What happens if the SDK returns an unknown model family, for example 'claude-kestrel-1'?
ShortcutSettings.swift lines 187-189 handle the miss. The modelId fails every substring check on haiku, sonnet, opus, so the code falls back to `model.name.isEmpty ? modelId : model.name` and assigns order 99, which sorts it after known families. The picker still shows it, under its raw API label. No crash, no hidden model. The user can select it and the SDK gets set_model with that exact ID.
How do I verify this on my own machine?
If you have the Fazm desktop source, run rg -n emitModelsIfChanged acp-bridge/src/index.ts and you should hit line 1271. rg -n modelFamilyMap Desktop/Sources/FloatingControlBar/ShortcutSettings.swift hits line 159. rg -n models_available acp-bridge/src/protocol.ts hits line 276. The combination proves the SDK-to-UI flow. In a running app, watching the stderr log on a fresh session/new shows a line prefixed 'Emitted models_available:' listing the exact IDs the ACP SDK returned that day.
How is this different from a model router?
Model routers pick which model to send a prompt to. Fazm's pipeline is upstream of that: it discovers what models exist at all. Routing logic, if any, runs in the Swift picker and in per-window selection, not in the discovery path. The distinction matters because a router that knows only three models will never route to a new one, no matter how smart. Discovery first, route second.
Does compact_boundary, usage tracking, or Anthropic's context management API affect this flow?
Not directly. compact_boundary is a separate runtime signal covered in the Fazm 'latest LLM news, April 2026' guide. Discovery and labeling happen once per session start and do not interact with context compaction, prompt caching, or rate_limit_event. They are complementary signals wired into the same bridge process.
Why this matters more than the benchmarks this month
Every article you can read about the April 2026 AI model releases ends in the same place: a table of context windows, benchmark scores, and prices per million tokens.

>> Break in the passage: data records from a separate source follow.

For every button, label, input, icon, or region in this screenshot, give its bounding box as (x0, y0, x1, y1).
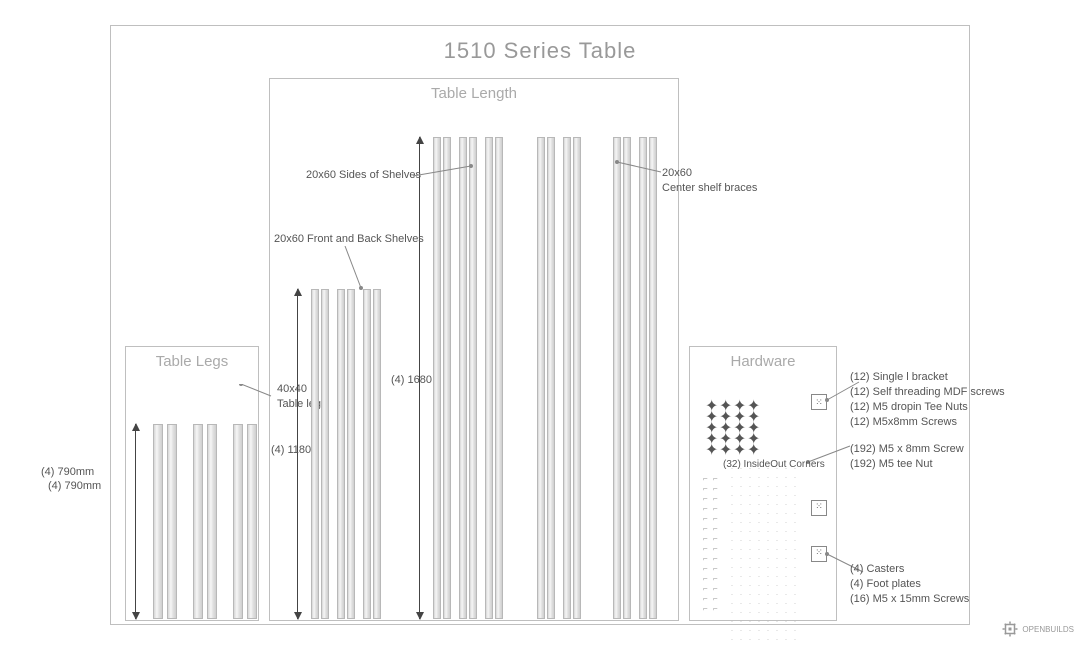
hw-top-list: (12) Single l bracket (12) Self threadin… (850, 370, 1005, 429)
page-title: 1510 Series Table (111, 38, 969, 64)
dim-1680-label: (4) 1680 (391, 374, 432, 386)
hw-bottom-list: (4) Casters (4) Foot plates (16) M5 x 15… (850, 562, 969, 607)
openbuilds-logo: OPENBUILDS (1001, 620, 1074, 638)
hw-foot-1: ⁙ (811, 500, 827, 516)
legs-bar-group (149, 424, 259, 619)
corners-label: (32) InsideOut Corners (723, 458, 825, 472)
dim-legs (135, 424, 136, 619)
box-title-length: Table Length (270, 85, 678, 102)
logo-text: OPENBUILDS (1022, 625, 1074, 634)
hw-corners: ⌐⌐⌐⌐⌐⌐⌐⌐⌐⌐⌐⌐⌐⌐⌐⌐⌐⌐⌐⌐⌐⌐⌐⌐⌐⌐⌐⌐ (703, 474, 723, 614)
box-title-legs: Table Legs (126, 353, 258, 370)
gear-cube-icon (1001, 620, 1019, 638)
box-title-hardware: Hardware (690, 353, 836, 370)
callout-frontback: 20x60 Front and Back Shelves (274, 232, 424, 247)
hw-screws-grid: ········································… (731, 466, 802, 645)
dim-1180-label: (4) 1180 (271, 444, 311, 456)
length-sides-group (433, 137, 503, 619)
length-frontback-group (311, 289, 381, 619)
callout-center: 20x60Center shelf braces (662, 166, 757, 196)
length-center-group (537, 137, 649, 619)
outer-frame: 1510 Series Table Table Legs Table Lengt… (110, 25, 970, 625)
callout-sides: 20x60 Sides of Shelves (306, 168, 421, 183)
dim-legs-label: (4) 790mm (41, 466, 94, 478)
dim-790-label-outer: (4) 790mm (48, 480, 101, 492)
hw-top-array: ✦✦✦✦ ✦✦✦✦ ✦✦✦✦ ✦✦✦✦ ✦✦✦✦ (705, 396, 761, 451)
hw-mid-list: (192) M5 x 8mm Screw (192) M5 tee Nut (850, 442, 964, 472)
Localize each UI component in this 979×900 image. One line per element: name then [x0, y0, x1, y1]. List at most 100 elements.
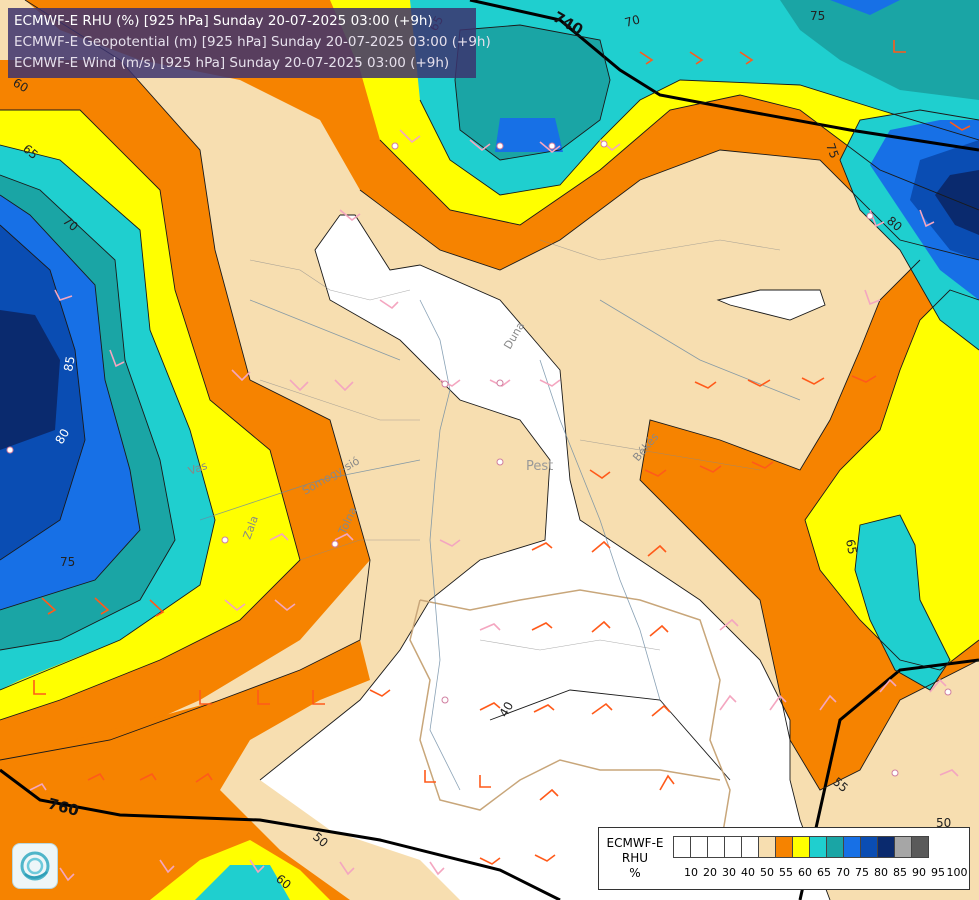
- wind-barb: [539, 788, 559, 801]
- wind-barb: [59, 867, 75, 882]
- legend-tick-label: 40: [741, 866, 755, 879]
- place-label: Pest: [526, 459, 553, 474]
- contour-label: 75: [60, 555, 75, 569]
- city-marker: [331, 540, 339, 548]
- contour-label: 75: [823, 141, 841, 160]
- city-marker: [221, 536, 229, 544]
- rhu-below-50-east: [718, 290, 825, 320]
- rhu-color-legend: ECMWF-E RHU % 10 20 30 40 50 55 60 65 70 75 80 85 90…: [598, 827, 970, 890]
- geopotential-760-line: [0, 768, 561, 900]
- wind-barb: [379, 299, 399, 310]
- contour-label: 80: [52, 426, 72, 446]
- wind-barb: [224, 599, 246, 612]
- rhu-80-north: [495, 118, 563, 152]
- rhu-75-north: [455, 25, 610, 160]
- wind-barb: [257, 690, 270, 705]
- wind-barb: [87, 772, 105, 781]
- legend-swatch: [724, 836, 742, 858]
- legend-tick-label: 70: [836, 866, 850, 879]
- wind-barb: [739, 51, 754, 65]
- city-marker: [891, 769, 899, 777]
- legend-tick-label: 20: [703, 866, 717, 879]
- wind-barb: [893, 40, 906, 53]
- legend-tick-label: 75: [855, 866, 869, 879]
- wind-barb: [479, 775, 491, 788]
- legend-swatches: [673, 836, 929, 858]
- wind-barb: [139, 772, 157, 781]
- wind-barb: [199, 690, 212, 705]
- legend-tick-label: 10: [684, 866, 698, 879]
- wind-barb: [644, 469, 667, 477]
- legend-swatch: [792, 836, 810, 858]
- wind-barb: [479, 623, 501, 631]
- city-marker: [496, 379, 504, 387]
- wind-barb: [54, 289, 73, 301]
- title-wind: ECMWF-E Wind (m/s) [925 hPa] Sunday 20-0…: [14, 55, 450, 71]
- legend-tick-label: 30: [722, 866, 736, 879]
- contour-label: 60: [11, 75, 31, 95]
- wind-barb: [479, 857, 501, 865]
- wind-barb: [929, 678, 947, 693]
- wind-barb: [819, 694, 837, 711]
- wind-barb: [689, 51, 704, 65]
- legend-swatch: [673, 836, 691, 858]
- wind-barb: [149, 599, 165, 617]
- wind-barb: [949, 121, 971, 131]
- legend-title-line: RHU: [621, 851, 649, 865]
- map-title-box: ECMWF-E RHU (%) [925 hPa] Sunday 20-07-2…: [8, 8, 491, 78]
- wind-barb: [651, 704, 671, 717]
- rhu-75-topright: [780, 0, 979, 100]
- rhu-90-west: [0, 310, 60, 450]
- wind-barb: [334, 533, 354, 541]
- legend-swatch: [690, 836, 708, 858]
- title-rhu: ECMWF-E RHU (%) [925 hPa] Sunday 20-07-2…: [14, 13, 433, 29]
- wind-barb: [647, 544, 667, 557]
- wind-barb: [369, 689, 391, 697]
- wind-barb: [659, 774, 675, 791]
- wind-barb: [769, 694, 787, 711]
- wind-barb: [649, 624, 669, 637]
- wind-barb: [719, 694, 737, 711]
- wind-barb: [339, 209, 361, 222]
- city-marker: [496, 142, 504, 150]
- legend-swatch: [877, 836, 895, 858]
- wind-barb: [531, 622, 553, 631]
- rhu-80-topright: [830, 0, 900, 15]
- legend-tick-label: 85: [893, 866, 907, 879]
- city-marker: [441, 696, 449, 704]
- title-geopotential: ECMWF-E Geopotential (m) [925 hPa] Sunda…: [14, 34, 491, 50]
- wind-barb: [334, 379, 354, 392]
- wind-barb: [269, 533, 289, 541]
- wind-barb: [591, 620, 611, 633]
- wind-barb: [195, 772, 213, 783]
- wind-barb: [399, 129, 421, 144]
- legend-swatch: [860, 836, 878, 858]
- legend-title-line: %: [629, 866, 641, 880]
- wind-barb: [94, 597, 110, 615]
- wind-barb: [534, 854, 556, 862]
- legend-tick-label: 80: [874, 866, 888, 879]
- contour-label: 85: [61, 355, 77, 372]
- wind-barb: [747, 379, 771, 387]
- legend-title-line: ECMWF-E: [606, 836, 664, 850]
- legend-swatch: [809, 836, 827, 858]
- legend-tick-label: 100: [946, 866, 968, 879]
- legend-swatch: [843, 836, 861, 858]
- rhu-60-south: [0, 640, 370, 900]
- rhu-70-east-pocket: [855, 515, 950, 690]
- geopotential-760-line-east: [798, 658, 979, 900]
- wind-barb: [29, 782, 47, 791]
- country-border: [409, 589, 731, 851]
- wind-barb: [939, 769, 959, 777]
- wind-barb: [699, 465, 722, 473]
- admin-boundaries: [249, 239, 781, 651]
- city-marker: [6, 446, 14, 454]
- legend-title: ECMWF-E RHU %: [603, 836, 667, 881]
- legend-swatch: [707, 836, 725, 858]
- city-marker: [944, 688, 952, 696]
- city-marker: [496, 458, 504, 466]
- contour-label: 50: [936, 816, 951, 830]
- wind-barb: [439, 539, 461, 547]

The table is stale on publication. By next week there is a new row. By next quarter the model IDs are different.
A shipping consumer Mac app cannot afford to be stale. So Fazm moved the source of truth out of the Swift layer entirely. availableModels lives in the Anthropic ACP SDK. models_available moves it across the subprocess boundary. updateModels renders it into a picker row with a three-line substring rule. On the day Opus 4.7 or Haiku 5 lands, the picker grows a new row, the user clicks it, and the app behaves exactly as if Anthropic had built that model into Fazm from day one.